Most fashion communication works to encourage overconsumption and is therefore incompatible with respecting planetary boundaries (Rockström et al, 2009). This presentation maps the different ways that fashion media talks about sustainability: from greenwashing to green marketing to radical visions of change. From there, the emphasis shifts to pockets in the contemporary media landscape where fashion is already being profoundly reimagined. The focus here is on independent, English-language fashion media: from The Lissome magazine; to not-for-profit content produced by Slow Factory; to academic projects such as Amy Twigger Holroyd’s Fashion Fictions.
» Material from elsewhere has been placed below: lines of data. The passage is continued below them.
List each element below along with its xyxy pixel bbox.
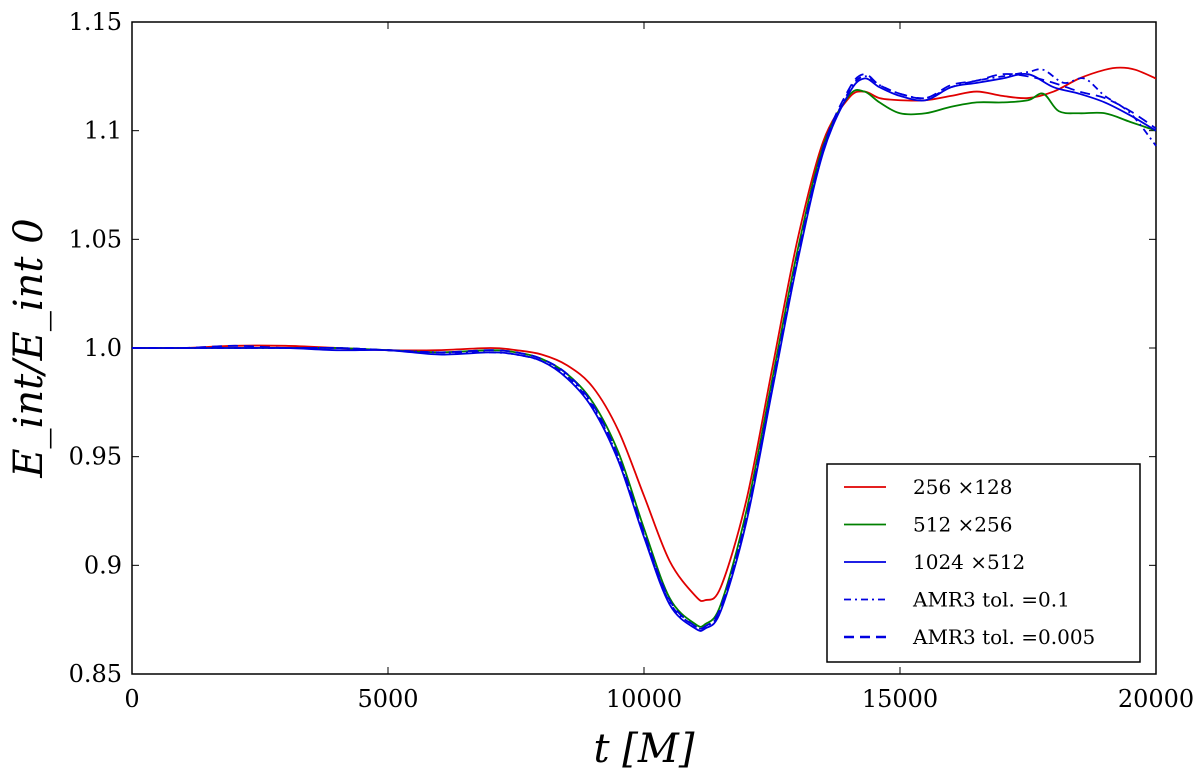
axis-titles: t [M] E_int/E_int 0 <box>6 218 695 772</box>
legend-label: AMR3 tol. =0.1 <box>912 588 1070 612</box>
legend-label: 512 ×256 <box>913 513 1012 537</box>
legend-label: 1024 ×512 <box>913 550 1025 574</box>
y-tick-label: 1.0 <box>84 334 122 362</box>
x-tick-label: 15000 <box>862 685 938 713</box>
legend-box <box>826 463 1141 663</box>
y-tick-label: 1.15 <box>69 8 122 36</box>
legend-label: AMR3 tol. =0.005 <box>912 625 1095 649</box>
x-tick-label: 20000 <box>1118 685 1194 713</box>
legend-label: 256 ×128 <box>913 475 1012 499</box>
series-line-1 <box>131 66 1157 602</box>
x-tick-label: 10000 <box>606 685 682 713</box>
y-tick-label: 0.9 <box>84 551 122 579</box>
axis-ticks: 0 5000 10000 15000 20000 0.85 0.9 0.95 1.0 1.05 1.… <box>69 8 1195 713</box>
x-axis-title: t [M] <box>594 726 695 772</box>
series-line-5 <box>131 73 1157 630</box>
x-tick-label: 5000 <box>357 685 418 713</box>
y-tick-label: 1.05 <box>69 225 122 253</box>
series-lines <box>131 66 1157 632</box>
y-tick-label: 1.1 <box>84 117 122 145</box>
y-axis-title: E_int/E_int 0 <box>6 218 52 478</box>
y-tick-label: 0.85 <box>69 660 122 688</box>
y-tick-label: 0.95 <box>69 443 122 471</box>
legend: 256 ×128 512 ×256 1024 ×512 AMR3 tol. =0.1 A… <box>826 463 1141 663</box>
x-tick-label: 0 <box>124 685 139 713</box>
The argument advanced is that these independent platforms provide a space for social dreaming – rooted in discourses on slow fashion and green consciousness – making radically sustainable visions of fashion more desirable. This contrasts with the conventional fashion dreamscape which encourages neoliberal modes of consumerist desire (Wilson, 1985). The problem, of course, is that these are marginal forms of fashion media and the triple planetary crisis is far from being a marginal concern. To address the issue of reach, John Wood’s (2007) concept of micro-utopia is introduced to theorise these disparate media practices as belonging to a wider network of radical environmental communication.
Those discourses serve several functions: from re-enchanting nature through poetic imagery; to reconciling a love of garments with a love of people and planet; to making concrete the idea that another sartorial culture is possible.
Bio
Dr. Morna Laing is Assistant Professor in Fashion Studies at The New School, Parsons Paris. She has published widely on and gender, spectatorship and the fashion media, including the monograph Picturing the Woman-child: Fashion, Feminism and the Female Gaze (Bloomsbury, 2021). Her current research focuses on the culture of sustainability and will be published as a monograph, Sustainability and the Fashion Media: Spectatorship, Emotion and Social Change (Routledge, forthcoming).